Aile, 1600’lü yılların başlarında Sultan I. Ahmed’in isteği üzerine
İstanbul’a gelmiş ve reisleri olan Şükrullah el-Üveysî’nin Fatih
civarında kiraladığı evde Hırkâ-i Şerif halkın ziyaretine açılmıştır.
Bu evin yetersiz kalması sebebiyle I. Abdülhamid, günümüzde Hırka-i
Şerif Camii avlusunda kalan mekana bir oda inşa ettirmiştir ve Hırka-i
Şerif, söz konusu odada 1780’den itibaren sergilenmeye başlanmıştır.

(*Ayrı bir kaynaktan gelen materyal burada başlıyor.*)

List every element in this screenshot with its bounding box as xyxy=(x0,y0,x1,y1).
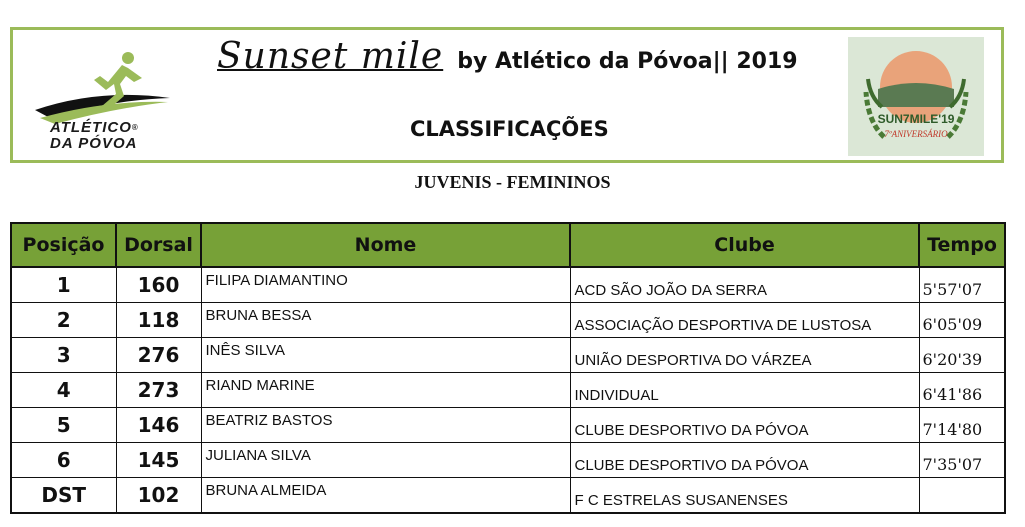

Ziyaretlerin yoğunlaşması sebebiyle bu oda da yetersiz kalınca, 1811
yılında, zamanın padişahı Sultan Mahmudû Adli tarafından oda yeniden
düzenlenmiştir.
Daha sonra bu oda da yetersiz kalmış, Sultan Abdülmecid, 1847 yılında
Hırka-i Şerif Camii’ni yaptırmıştır.
Günümüzde halen Hırka-i Şerif Camii’nde sergilenmektedir ve 1500 yıllık
bu kutsal emanetin sorumluluğu, Karani soyundan gelen şahıslara aittir.
1980’lerde, Fatih Müftüsünün emri ile hırka alınmak istenmiş fakat uzun
uğraşlardan sonra aile tekrar Hırka-ı Şerife sahip olmuştur. Veysel
Karani’nin 57. kuşaktan torunu olan Haşim Köprülü'nün eşi Nuriye
Köprülü'nün 2005 yılı Kasım ayındaki vefatından sonra, kızı Gülay
Köprülü bu görevi üstlenmiştir. Hırka-i Şerif, her yıl Ramazan ayının on
beşinden Kadir gecesine kadar öğlen ve ikindi namazları arasında
ziyarete açılır.
Fiziksel Özelikleri: Genç develerin boğazlarının altındaki tüylerden
dokunmuştur. Sekiz parçadan oluşur. 1.20 cm uzunluğundadır. Bej
renktedir. Cam kapaklı gümüş bir sandık içerisinde saklanmaktadır.
Hırkanın yanındaki küçük şişeden çevreye hoş bir amber kokusu yayılır.
Bu kokunun dünyada bir eşinin olmadığını rivayet edilir.